Have to lead them away. Use myself as bait.
At the back of the shed there was a door, swollen with damp and jammed in its frame. Noise would give away my location, and I wasn’t ready to play my hand just yet, but there was nothing for it. Luckily, just as I pulled at the groaning door a vehicle sped into the camp, the engine screeching. The unexpected cover allowed me to pull the door open and exit into an area full of junk, discarded plastic drums and tendrils of undergrowth.
I picked my way through the rubbish, carefully avoiding roots that would trip me. As I went I flicked the catch to release the magazine in the SIG, made a quick count of the bullets. Not many left, but if I picked my targets I’d only require one for each man. I counted how many of the killers I’d seen alive: two from the SUV who’d run farther into the camp; that bastard with the tattoo; and however many had just arrived in this latest vehicle. There could be five of them — or more — so I’d have to be very selective when choosing my shots. Best-case scenario would be to liberate a gun from one of the others, or maybe find ammunition that would fit my SIG. Worst case was if one of the bastards got me first.
That was always a possibility. I wasn’t bulletproof.

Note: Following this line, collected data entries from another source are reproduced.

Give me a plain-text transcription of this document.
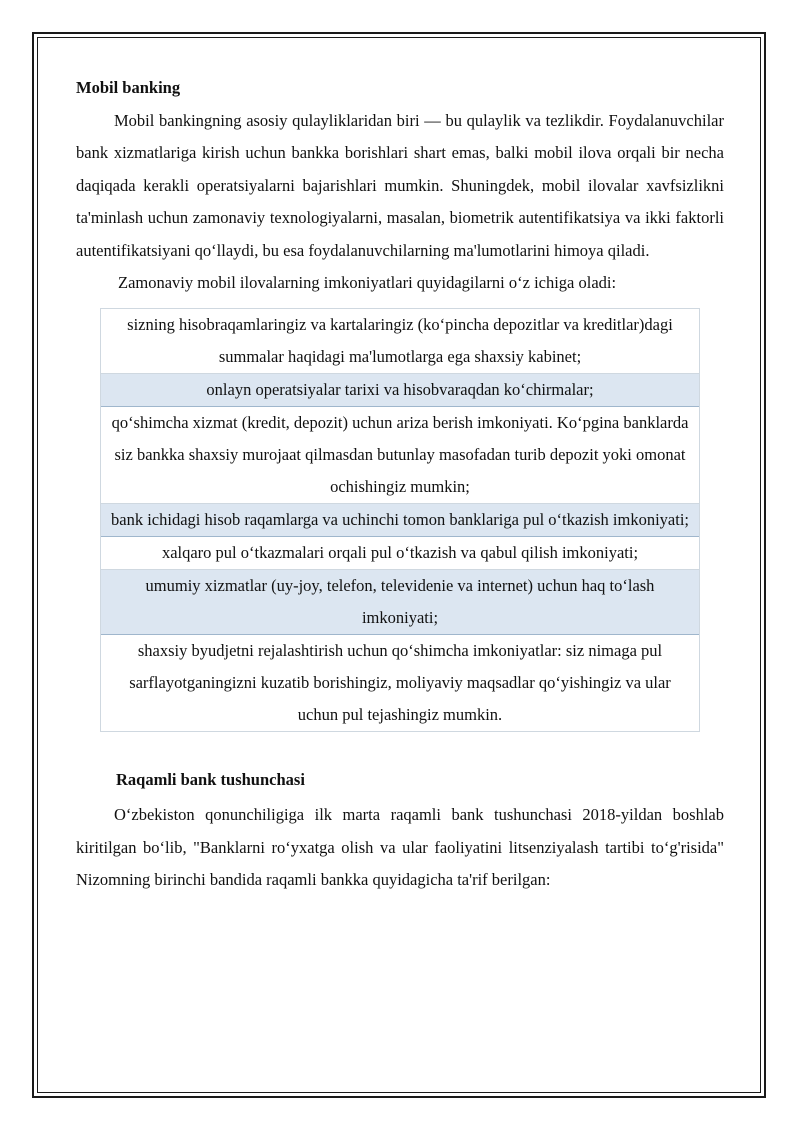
Mobil banking

Mobil bankingning asosiy qulayliklaridan biri — bu qulaylik va tezlikdir. Foydalanuvchilar bank xizmatlariga kirish uchun bankka borishlari shart emas, balki mobil ilova orqali bir necha daqiqada kerakli operatsiyalarni bajarishlari mumkin. Shuningdek, mobil ilovalar xavfsizlikni ta'minlash uchun zamonaviy texnologiyalarni, masalan, biometrik autentifikatsiya va ikki faktorli autentifikatsiyani qo‘llaydi, bu esa foydalanuvchilarning ma'lumotlarini himoya qiladi.

Zamonaviy mobil ilovalarning imkoniyatlari quyidagilarni o‘z ichiga oladi:

sizning hisobraqamlaringiz va kartalaringiz (ko‘pincha depozitlar va kreditlar)dagi summalar haqidagi ma'lumotlarga ega shaxsiy kabinet;
onlayn operatsiyalar tarixi va hisobvaraqdan ko‘chirmalar;
qo‘shimcha xizmat (kredit, depozit) uchun ariza berish imkoniyati. Ko‘pgina banklarda siz bankka shaxsiy murojaat qilmasdan butunlay masofadan turib depozit yoki omonat ochishingiz mumkin;
bank ichidagi hisob raqamlarga va uchinchi tomon banklariga pul o‘tkazish imkoniyati;
xalqaro pul o‘tkazmalari orqali pul o‘tkazish va qabul qilish imkoniyati;
umumiy xizmatlar (uy-joy, telefon, televidenie va internet) uchun haq to‘lash imkoniyati;
shaxsiy byudjetni rejalashtirish uchun qo‘shimcha imkoniyatlar: siz nimaga pul sarflayotganingizni kuzatib borishingiz, moliyaviy maqsadlar qo‘yishingiz va ular uchun pul tejashingiz mumkin.
Raqamli bank tushunchasi

O‘zbekiston qonunchiligiga ilk marta raqamli bank tushunchasi 2018-yildan boshlab kiritilgan bo‘lib, "Banklarni ro‘yxatga olish va ular faoliyatini litsenziyalash tartibi to‘g'risida" Nizomning birinchi bandida raqamli bankka quyidagicha ta'rif berilgan:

There was a twinge in my leg.
&
nbsp; Stop it, Hunter. Forget your pain. Concentrate on your job, you arsehole!
I slapped the magazine back into the gun, raked the slide back and forth. Went on.
At the end of the shed I paused, took a quick glance around the structure to check in the narrow space between it and the next building. The alley was choked with abandoned machinery that was red with corrosion. No sign of movement. I lunged across the gap and into the cover of the next cabin.
The sound of the vehicle receded, up towards where the family hid. If the minivan was discovered, they’d begin their search there, and they’d come across the family’s hiding place in moments. I began running, mindful of the possibility that the tattooed man was still nearby. Don would be paralleling my dash on the far side, but I was fleeter of foot than the old man.
A lean-to presented itself, and I swerved inside it, using a stack of logs for cover. I paused, peering through a gap in the logs to where the SUV sat in the middle of the road. It was doubtful that any of the skinheads would have had the presence of mind to take the ignition key when they decamped; maybe if I commandeered the vehicle I could use it as a weapon.
Starting towards the SUV, I caught a flash of movement from the far side of it. I dodged back behind the stack of wood even as a figure raced away towards a cabin on the other side. The floppy quiff hairstyle was instantly recognisable. That bloody kid who looked like a fugitive from a 1980s retro-Rockabilly band. Lifting the SIG, I tracked the running figure, easing pressure into the trigger. The opportunity to bring him down was there, but I didn’t take it. Not that I had any qualms about killing the young punk, because he was anything but the kid that I’d first assumed when spotting him outside Don Griffiths’ house. This was the same son of a bitch who’d attacked Millie, who’d then led the convoy that chased us into the hills. My reason for allowing the arsehole to live was a personal thing: I wanted to look him in the eyes when I dropped him, not shoot him in the back as he was running away.